Une étude récente a révélé que les microbes de l'Antarctique possèdent plus d'un tiers de gènes inconnus, jouant un rôle crucial dans le cycle du carbone et le climat global. Ces découvertes soulignent l'importance de l'océan Austral dans le contexte du changement climatique et nécessitent une surveillance génétique continue pour mieux comprendre ces écosystèmes marins.
Les microbes de l'Antarctique ont enfin été cartographiés comme jamais auparavant. Une étude récente met en lumière que plus d'un tiers des gènes découverts dans l'océan Austral étaient totalement inconnus jusqu'à présent. Ces minuscules organismes, bien que invisibles à l'œil nu, exercent une influence directe sur le cycle du carbone et le climat de notre planète.
Un écosystème complexe sous les glaces
Dans les eaux glacées qui entourent le continent antarctique se cache un monde vivant d'une complexité insoupçonnée. Les microbes, qui se comptent par milliards dans chaque litre d'eau, sont à l'origine de processus essentiels à l'équilibre écologique de la Terre. Une équipe internationale de chercheurs a récemment dressé la cartographie génétique la plus complète jamais réalisée sur ces organismes fascinants.

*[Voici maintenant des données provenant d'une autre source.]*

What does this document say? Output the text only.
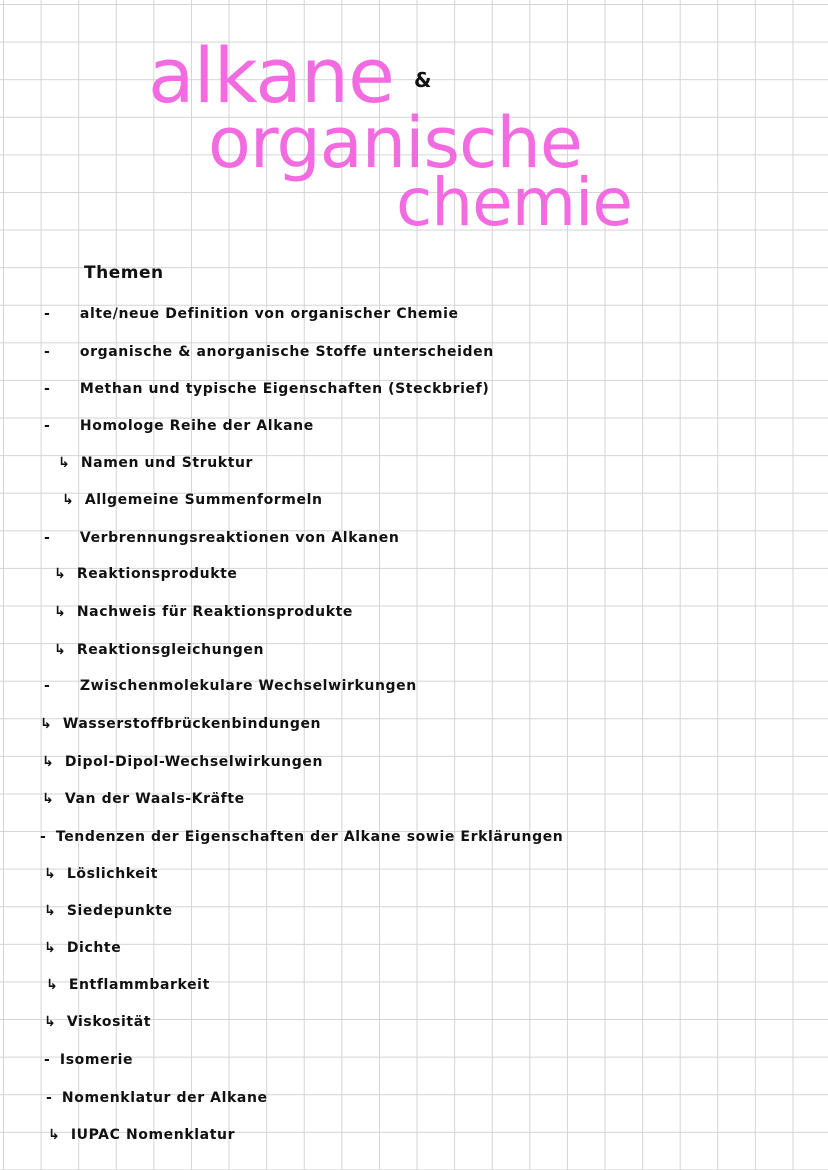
alkane &
organische
chemie
Themen
- alte/neue Definition von organischer Chemie
- organische & anorganische Stoffe unterscheiden
- Methan und typische Eigenschaften (Steckbrief)
- Homologe Reihe der Alkane
↳ Namen und Struktur
↳ Allgemeine Summenformeln
- Verbrennungsreaktionen von Alkanen
↳ Reaktionsprodukte
↳ Nachweis für Reaktionsprodukte
↳ Reaktionsgleichungen
- Zwischenmolekulare Wechselwirkungen
↳ Wasserstoffbrückenbindungen
↳ Dipol-Dipol-Wechselwirkungen
↳ Van der Waals-Kräfte
- Tendenzen der Eigenschaften der Alkane sowie Erklärungen
↳ Löslichkeit
↳ Siedepunkte
↳ Dichte
↳ Entflammbarkeit
↳ Viskosität
- Isomerie
- Nomenklatur der Alkane
↳ IUPAC Nomenklatur
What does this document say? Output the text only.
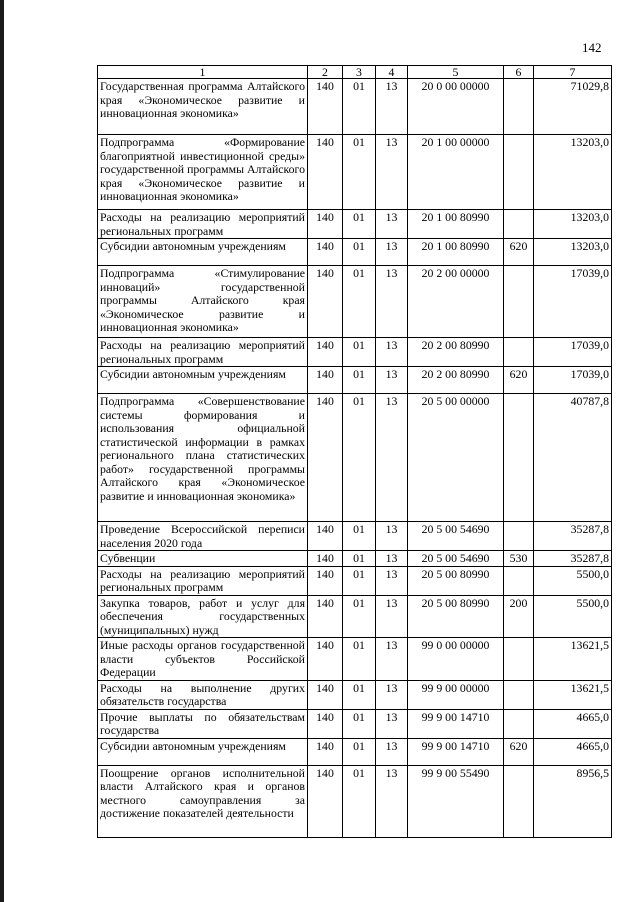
142
1	2	3	4	5	6	7
Государственная программа Алтайского края «Экономическое развитие и инновационная экономика»	140	01	13	20 0 00 00000		71029,8
Подпрограмма «Формирование благоприятной инвестиционной среды» государственной программы Алтайского края «Экономическое развитие и инновационная экономика»	140	01	13	20 1 00 00000		13203,0
Расходы на реализацию мероприятий региональных программ	140	01	13	20 1 00 80990		13203,0
Субсидии автономным учреждениям	140	01	13	20 1 00 80990	620	13203,0
Подпрограмма «Стимулирование инноваций» государственной программы Алтайского края «Экономическое развитие и инновационная экономика»	140	01	13	20 2 00 00000		17039,0
Расходы на реализацию мероприятий региональных программ	140	01	13	20 2 00 80990		17039,0
Субсидии автономным учреждениям	140	01	13	20 2 00 80990	620	17039,0
Подпрограмма «Совершенствование системы формирования и использования официальной статистической информации в рамках регионального плана статистических работ» государственной программы Алтайского края «Экономическое развитие и инновационная экономика»	140	01	13	20 5 00 00000		40787,8
Проведение Всероссийской переписи населения 2020 года	140	01	13	20 5 00 54690		35287,8
Субвенции	140	01	13	20 5 00 54690	530	35287,8
Расходы на реализацию мероприятий региональных программ	140	01	13	20 5 00 80990		5500,0
Закупка товаров, работ и услуг для обеспечения государственных (муниципальных) нужд	140	01	13	20 5 00 80990	200	5500,0
Иные расходы органов государственной власти субъектов Российской Федерации	140	01	13	99 0 00 00000		13621,5
Расходы на выполнение других обязательств государства	140	01	13	99 9 00 00000		13621,5
Прочие выплаты по обязательствам государства	140	01	13	99 9 00 14710		4665,0
Субсидии автономным учреждениям	140	01	13	99 9 00 14710	620	4665,0
Поощрение органов исполнительной власти Алтайского края и органов местного самоуправления за достижение показателей деятельности	140	01	13	99 9 00 55490		8956,5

Des découvertes surprenantes
Les scientifiques ont analysé 218 échantillons d'eau prélevés lors de l'Expédition de Circumnavigation Antarctique, une mission scientifique de trois mois effectuée entre 2016 et 2017. À l'issue du séquençage de l'ADN, ils ont comparé leurs résultats avec les bases de données de gènes marins existantes. Le constat est édifiant : 38 % des gènes identifiés n'apparaissent dans aucune base de données marine connue, ce qui signifie que plus d'un gène sur trois est inédit dans la littérature scientifique.
Des communautés microbiennes distinctes
Ces gènes inconnus ne forment pas une masse uniforme. Ils s'organisent en communautés distinctes, structurées par les masses d'eau et les courants océaniques. Chaque couche d'eau abrite ses propres microbes, adaptés à des conditions spécifiques de température, de salinité et de pression. L'océan Austral agit ainsi comme un archipel biologique invisible, où chaque territoire possède sa propre signature génétique.
Le rôle essentiel du phytoplancton
Les microbes antarctiques ne sont pas de simples spectateurs de l'environnement polaire. En particulier, le phytoplancton, qui comprend des microalgues en suspension dans l'eau, assure près de la moitié de la photosynthèse sur Terre. D'autres bactéries interviennent dans le traitement du carbone capturé. Une partie est recyclée en surface, tandis qu'une autre est envoyée vers les profondeurs océaniques.
Impacts sur la formation des nuages
Selon une analyse relayée par Earth.com, plusieurs gènes nouvellement identifiés aident les microbes à décomposer des composés riches en soufre, libérant ainsi des gaz qui influencent la formation des nuages. Par exemple, la bactérie Pelagibacter, présente dans presque tous les océans du monde, illustre cette diversité fonctionnelle. Dans les eaux chaudes, ses variants possèdent des gènes spécialisés dans l'absorption de métaux comme le nickel et le zinc. En revanche, dans les eaux froides de l'Antarctique, d'autres variants activent des gènes liés à la résistance au stress oxydatif. Ainsi, un même organisme développe des stratégies génétiques radicalement différentes en fonction de son environnement.
Une étude essentielle face au changement climatique
Ces découvertes prennent une dimension particulière dans le contexte du changement climatique. L'océan Austral absorbe une part considérable du dioxyde de carbone et de la chaleur générés par les activités humaines. Cependant, la circulation des masses d'eau qui structure les communautés microbiennes est affectée par le réchauffement. Une réorganisation de ces courants pourrait redistribuer l'activité microbienne de la région sans modifier une seule côte.
Vers une meilleure compréhension des écosystèmes marins
Les chercheurs soulignent que ces gènes inconnus représentent autant de fonctions biologiques encore à caractériser. Comprendre leur rôle exact dans les cycles du carbone et du soufre pourrait affiner les modèles climatiques actuels. Pour cela, un suivi continu et une surveillance génétique tout au long de l'année restent indispensables.
Conclusion
L'océan Austral, longtemps perçu comme une périphérie scientifique, s'affirme aujourd'hui comme un territoire clé pour appréhender l'avenir du climat terrestre.